Thursday May 14, 7pm 2015 Booksigning Paul Relis 
Out of the Wasteland: Stories From the Environmental Frontier. 
Chaucer's Books Loreto Plaza Shopping Center, 3321 State St, Santa Barbara, CA 93105

Come and welcome Paul Relis, as he signs his book, Out of the Wasteland. http://www.paulrelis.com founding Executive Director of the Community Environmental Council Paul Relis takes us on a journey of the environmental frontier, from the heady days of the birth of environmentalism in Santa Barbara, into the intricate, obfuscated but all important world of government and policy, to important new environmental technologies that can, indeed, free us from this age of oil.

Paul Relis was the founding Executive Director of one of the first regional environmental organizations in California at the young age of 23. Together with colleagues, he built the Community Environmental Council (CEC), which played a pivotal role in defining the future of Santa Barbara and the California South Coast. He has served on the California Integrated Waste Management Board, and worked in the private sector, focusing on waste- derived bioenergy. Through this work he has traveled the world in search of technologies that could end the nation's dependence on landfill and produce carbon-neutral renewable fuels.

Out of the Wasteland: Stories From the Environmental Frontier. This book encompasses my 44-year journey where I began as an activist in the wake of the infamous Santa Barbara Oil Spill in 1969, went on to found the non-profit Community Environmental Council of Santa Barbara that continues to this day, then to oversee California's solid waste and recycling laws as an executive in the California Environmental Protection Agency, and finally as an executive in a private waste/recycling company developing anaerobic digestion facilities to convert source-separated municipal organic waste to zero carbon renewable fuels. The books traces the roots of modern sustainability and provides an international view, based on work abroad, of our prospects for dealing with climate change.

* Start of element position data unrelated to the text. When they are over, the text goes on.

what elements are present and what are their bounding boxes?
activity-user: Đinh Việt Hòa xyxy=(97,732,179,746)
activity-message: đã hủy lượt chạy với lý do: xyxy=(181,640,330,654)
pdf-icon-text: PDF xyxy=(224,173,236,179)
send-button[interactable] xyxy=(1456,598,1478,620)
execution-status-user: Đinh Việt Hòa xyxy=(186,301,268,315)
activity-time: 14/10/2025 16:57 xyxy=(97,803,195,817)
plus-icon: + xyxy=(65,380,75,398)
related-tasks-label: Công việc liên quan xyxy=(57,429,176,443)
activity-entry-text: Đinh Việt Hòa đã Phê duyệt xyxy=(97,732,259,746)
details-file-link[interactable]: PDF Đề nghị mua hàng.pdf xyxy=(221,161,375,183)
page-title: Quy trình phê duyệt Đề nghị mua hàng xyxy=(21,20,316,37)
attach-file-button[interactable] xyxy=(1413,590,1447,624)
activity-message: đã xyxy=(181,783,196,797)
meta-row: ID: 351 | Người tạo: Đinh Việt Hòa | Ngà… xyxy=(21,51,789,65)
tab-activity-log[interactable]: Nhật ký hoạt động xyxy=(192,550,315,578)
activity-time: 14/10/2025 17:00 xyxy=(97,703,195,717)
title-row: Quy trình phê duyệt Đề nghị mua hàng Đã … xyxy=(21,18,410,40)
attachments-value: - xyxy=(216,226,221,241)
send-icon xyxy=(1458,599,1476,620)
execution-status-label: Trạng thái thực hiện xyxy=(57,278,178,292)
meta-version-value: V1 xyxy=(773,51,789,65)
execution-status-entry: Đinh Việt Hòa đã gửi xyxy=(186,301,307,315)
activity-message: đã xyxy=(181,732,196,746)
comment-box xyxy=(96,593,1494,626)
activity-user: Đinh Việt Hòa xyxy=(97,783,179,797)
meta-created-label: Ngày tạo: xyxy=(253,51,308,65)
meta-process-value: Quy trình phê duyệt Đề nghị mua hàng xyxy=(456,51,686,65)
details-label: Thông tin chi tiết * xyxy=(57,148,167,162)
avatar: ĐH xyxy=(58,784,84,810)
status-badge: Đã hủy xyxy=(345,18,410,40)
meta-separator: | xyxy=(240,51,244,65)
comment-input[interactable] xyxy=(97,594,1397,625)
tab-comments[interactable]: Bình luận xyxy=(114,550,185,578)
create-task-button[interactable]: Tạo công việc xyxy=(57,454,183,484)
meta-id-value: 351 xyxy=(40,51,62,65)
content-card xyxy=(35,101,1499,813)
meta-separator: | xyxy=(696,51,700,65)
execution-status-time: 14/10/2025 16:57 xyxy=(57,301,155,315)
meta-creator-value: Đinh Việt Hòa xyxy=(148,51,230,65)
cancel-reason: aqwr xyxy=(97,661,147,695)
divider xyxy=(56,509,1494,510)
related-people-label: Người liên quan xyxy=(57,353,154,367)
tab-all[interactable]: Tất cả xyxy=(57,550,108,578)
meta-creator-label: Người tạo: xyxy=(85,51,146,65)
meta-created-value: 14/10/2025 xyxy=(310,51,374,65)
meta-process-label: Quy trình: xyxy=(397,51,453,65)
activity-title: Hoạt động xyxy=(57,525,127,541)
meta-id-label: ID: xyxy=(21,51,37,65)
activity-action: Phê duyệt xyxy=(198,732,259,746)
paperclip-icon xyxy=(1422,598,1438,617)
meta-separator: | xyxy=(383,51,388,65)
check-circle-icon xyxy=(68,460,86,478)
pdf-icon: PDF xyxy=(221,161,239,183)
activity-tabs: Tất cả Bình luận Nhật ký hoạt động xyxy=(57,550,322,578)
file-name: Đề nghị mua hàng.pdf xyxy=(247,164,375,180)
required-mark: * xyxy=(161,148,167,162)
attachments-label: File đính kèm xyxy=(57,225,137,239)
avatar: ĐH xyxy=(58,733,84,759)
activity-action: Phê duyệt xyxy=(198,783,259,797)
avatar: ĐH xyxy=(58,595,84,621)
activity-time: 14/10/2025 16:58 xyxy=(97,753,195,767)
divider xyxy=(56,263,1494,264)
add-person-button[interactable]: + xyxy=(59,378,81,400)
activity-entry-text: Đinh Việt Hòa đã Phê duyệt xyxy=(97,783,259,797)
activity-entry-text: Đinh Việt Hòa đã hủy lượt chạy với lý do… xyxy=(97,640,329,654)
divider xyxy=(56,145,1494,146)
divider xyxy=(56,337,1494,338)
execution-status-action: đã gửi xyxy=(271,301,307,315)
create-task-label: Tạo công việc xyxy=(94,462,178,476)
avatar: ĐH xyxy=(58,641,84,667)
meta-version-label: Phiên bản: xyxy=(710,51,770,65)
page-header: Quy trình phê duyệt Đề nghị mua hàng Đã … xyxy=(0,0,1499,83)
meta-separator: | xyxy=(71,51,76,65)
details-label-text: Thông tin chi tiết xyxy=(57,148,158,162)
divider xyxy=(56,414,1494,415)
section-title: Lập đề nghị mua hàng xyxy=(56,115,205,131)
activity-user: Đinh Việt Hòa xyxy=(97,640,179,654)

Paul Relis was raised in Long Beach, California. While studying at the University of California, Santa Barbara, a massive oil spill erupted off the coast of Santa Barbara on January 28, 1969, that devastated the coastline, killed much aquatic life, and severely damaged the local economy. The oil spill was a transformative event in the history of the U.S that influenced the establishment of the U.S. Environmental Protection Agency (EPA), Earth Day and other landmark environmental programs.

The oil spill was a life changing event for Paul. He became the first executive director of a newly formed nonprofit, the Community Environmental Council CEC) at age 23. The CEC played a critical role in staving off several proposed developments that would have changed Santa Barbara forever. And, under his leadership, the CEC built visionary projects including recycling facilities, urban gardens and an urban farm, green buildings and other programs that, decades ago, presaged the core elements of sustainability today.

After twenty years of locally based work Paul took an executive position with the California Environmental Protection Agency where he helped lead the state of California’s nation leading recycling programs that have forged a multi-billion recycling industry and institutionalized recycling that touches most of California’s 38 million people.

After his government service Paul became an executive in a private company where he led efforts to deploy technology to convert municipal organic waste to renewable natural gas, a zero carbon fuel suitable for running heavy duty trucks and buses. Today the company is building one of the largest plants in North America to provide fuel for up to 400 heavy duty vehicles. This project will serve as a template for an emerging bioenergy industry that will reduce dependence on greenhouse gas producing fossil fuels and greatly reduce our reliance on methane generating landfills.

From 1996-2013 Paul taught in the Environmental Studies Department of the University of California, Santa Barbara. He is a board member emeritus of the Community Environmental Council and sits on the boards of the American Biogas Council and the Bioenergy Association of California.

Paul and his wife live in Santa Barbara, California and Taos, New Mexico. They have three children.